In November, Americans will go to the polls to determine who controls the Congress in Washington and many state legislatures and governors’ offices across the country.
What is starting to shape up in many of the swing, or purple districts, across the nation that will determine which political party takes control are contests between moderate Democrats and Republicans beholden to Donald Trump, who remains fixated on the false notion that he won the last presidential election.
I think the moderate or centrist Democrats will beat the Republicans still running on Donald Trump’s coattails. This is a good thing for the nation because the loyalty to the former president by many Republicans is a mistake. I say this primarily because their fidelity to Trump is overshadowing their commitment to the well-being of the nation founded on the principle that no person is above the law or entitled to unlimited power — as Trump demands. Indeed, some of our ancestors fled countries because they were tired of living in nations controlled by men, not laws.
This obsession with the former president — and the millions of voters across the nation upset that the conservatives on the Supreme Court eliminated at the federal level a woman’s right to an abortion — is going to hurt their chances at the polls in November.
Of course, on the Democratic side, economic woes and high inflation are dragging down President Joe Biden’s party. Democrats control the White House and Congress — and in politics, if you are in charge you get credit for the good and blame for the bad. It’s my view that inflation is not because of the president. After all, there is rampant inflation across the globe due to the pandemic. From Germany to South Africa to Turkey, inflation is a serious problem, and that can’t possibly be Joe Biden’s fault.
That being said, I am hopeful that Democrats will do well in the fall because Biden and Democrats in Congress have moved toward the political center. This is a stark contrast from the first 18 months of the Biden presidency, where the White House seemed to embrace every far-left policy.
Perhaps there is no better example of this case than Build Back Better and how it passed as the Inflation Reduction Act.
The original Build Back Better was a grab bag of progressive priorities like implementing parts of the Green New Deal, backed by Sen. Bernie Sanders and Rep. Alexandria Ocasio-Cortez. While this legislation is a well-meaning policy to slow the pace of climate change, it would raise the cost of living for most Americans, putting additional financial burdens on families who can barely make ends meet.
Backing the Green New Deal would have been a massive mistake, and moderate Democrats in Congress refused to support it. It would have spent billions of dollars on policies like building charging stations for electric vehicles, which would have done nothing to help working-class Americans and only exacerbated inflation.

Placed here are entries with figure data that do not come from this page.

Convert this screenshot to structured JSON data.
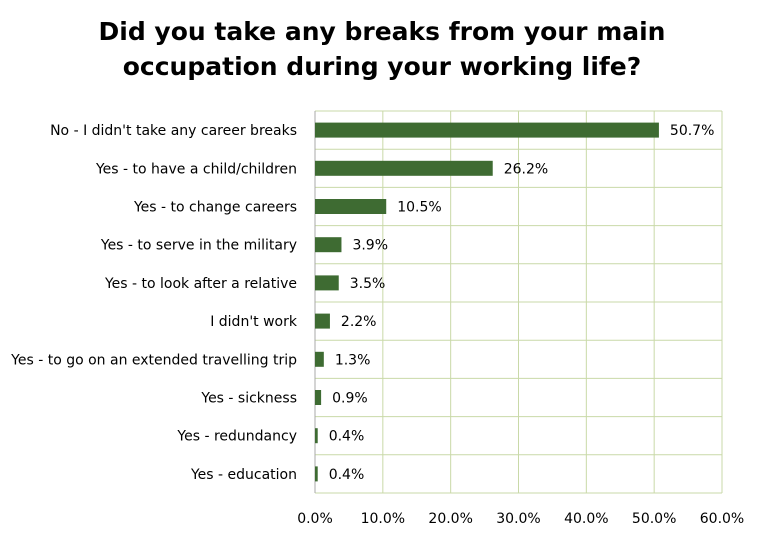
{
  "chart_data": {
    "type": "bar",
    "orientation": "horizontal",
    "title": [
      "Did you take any breaks from your main",
      "occupation during your working life?"
    ],
    "categories": [
      "No - I didn't take any career breaks",
      "Yes - to have a child/children",
      "Yes - to change careers",
      "Yes - to serve in the military",
      "Yes - to look after a relative",
      "I didn't work",
      "Yes - to go on an extended travelling trip",
      "Yes - sickness",
      "Yes - redundancy",
      "Yes - education"
    ],
    "values": [
      50.7,
      26.2,
      10.5,
      3.9,
      3.5,
      2.2,
      1.3,
      0.9,
      0.4,
      0.4
    ],
    "data_labels": [
      "50.7%",
      "26.2%",
      "10.5%",
      "3.9%",
      "3.5%",
      "2.2%",
      "1.3%",
      "0.9%",
      "0.4%",
      "0.4%"
    ],
    "xlim": [
      0,
      60
    ],
    "x_ticks": [
      0,
      10,
      20,
      30,
      40,
      50,
      60
    ],
    "x_tick_labels": [
      "0.0%",
      "10.0%",
      "20.0%",
      "30.0%",
      "40.0%",
      "50.0%",
      "60.0%"
    ],
    "xlabel": "",
    "ylabel": "",
    "grid": true,
    "legend": false,
    "colors": {
      "bar": "#3e6b32",
      "grid": "#c9d9a8",
      "axis": "#a8a8a8"
    }
  }
}
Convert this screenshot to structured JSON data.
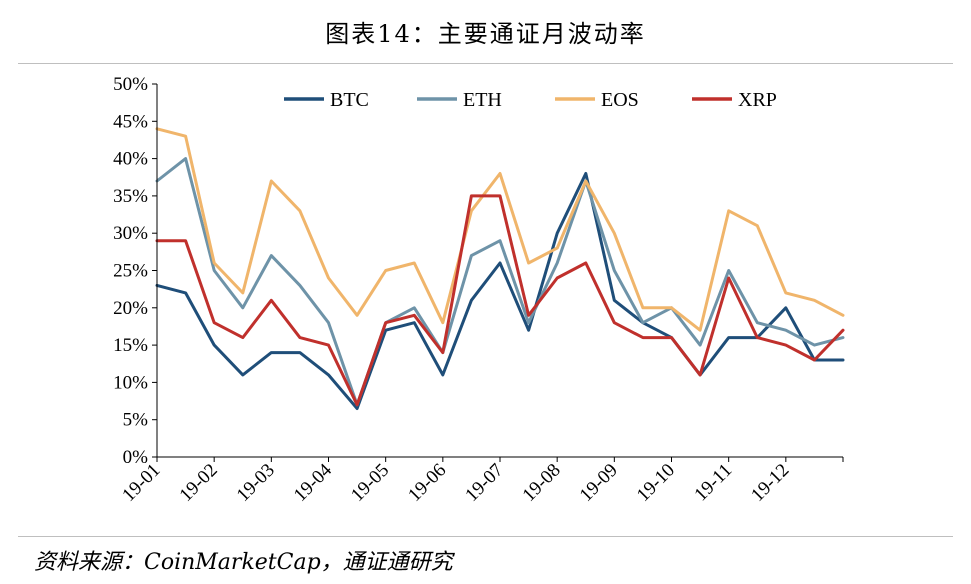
{
  "title": "图表14：主要通证月波动率",
  "source": "资料来源：CoinMarketCap，通证通研究",
  "chart_data": {
    "type": "line",
    "x": [
      0,
      0.5,
      1,
      1.5,
      2,
      2.5,
      3,
      3.5,
      4,
      4.5,
      5,
      5.5,
      6,
      6.5,
      7,
      7.5,
      8,
      8.5,
      9,
      9.5,
      10,
      10.5,
      11,
      11.5,
      12
    ],
    "xticks": [
      "19-01",
      "19-02",
      "19-03",
      "19-04",
      "19-05",
      "19-06",
      "19-07",
      "19-08",
      "19-09",
      "19-10",
      "19-11",
      "19-12"
    ],
    "ylim": [
      0,
      50
    ],
    "yticks": [
      "0%",
      "5%",
      "10%",
      "15%",
      "20%",
      "25%",
      "30%",
      "35%",
      "40%",
      "45%",
      "50%"
    ],
    "legend_position": "top",
    "series": [
      {
        "name": "BTC",
        "color": "#1f4e79",
        "values": [
          23,
          22,
          15,
          11,
          14,
          14,
          11,
          6.5,
          17,
          18,
          11,
          21,
          26,
          17,
          30,
          38,
          21,
          18,
          16,
          11,
          16,
          16,
          20,
          13,
          13
        ]
      },
      {
        "name": "ETH",
        "color": "#6e93a8",
        "values": [
          37,
          40,
          25,
          20,
          27,
          23,
          18,
          7,
          18,
          20,
          14,
          27,
          29,
          18,
          26,
          37,
          25,
          18,
          20,
          15,
          25,
          18,
          17,
          15,
          16
        ]
      },
      {
        "name": "EOS",
        "color": "#f0b56b",
        "values": [
          44,
          43,
          26,
          22,
          37,
          33,
          24,
          19,
          25,
          26,
          18,
          33,
          38,
          26,
          28,
          37,
          30,
          20,
          20,
          17,
          33,
          31,
          22,
          21,
          19
        ]
      },
      {
        "name": "XRP",
        "color": "#c0302c",
        "values": [
          29,
          29,
          18,
          16,
          21,
          16,
          15,
          7,
          18,
          19,
          14,
          35,
          35,
          19,
          24,
          26,
          18,
          16,
          16,
          11,
          24,
          16,
          15,
          13,
          17
        ]
      }
    ]
  }
}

But the Inflation Reduction Act, led by the centrist Democratic senator Joe Manchin, included price caps on EV tax breaks for wealthy purchasers and expensive luxury EVs. It also included provisions to ensure EVs are built in America and that we sourced batteries from minerals produced domestically, not sourced from Chinese companies.
At the end of the day, I hope that Democrats will do well in the midterms and Republicans will take away the lesson that the future of their party is conservative values, not loyalty to the former president. That is why I believe this election is for the soul of America — because it will reward Democrats for embracing centrist policies and incentivize Republicans to move on from Donald Trump.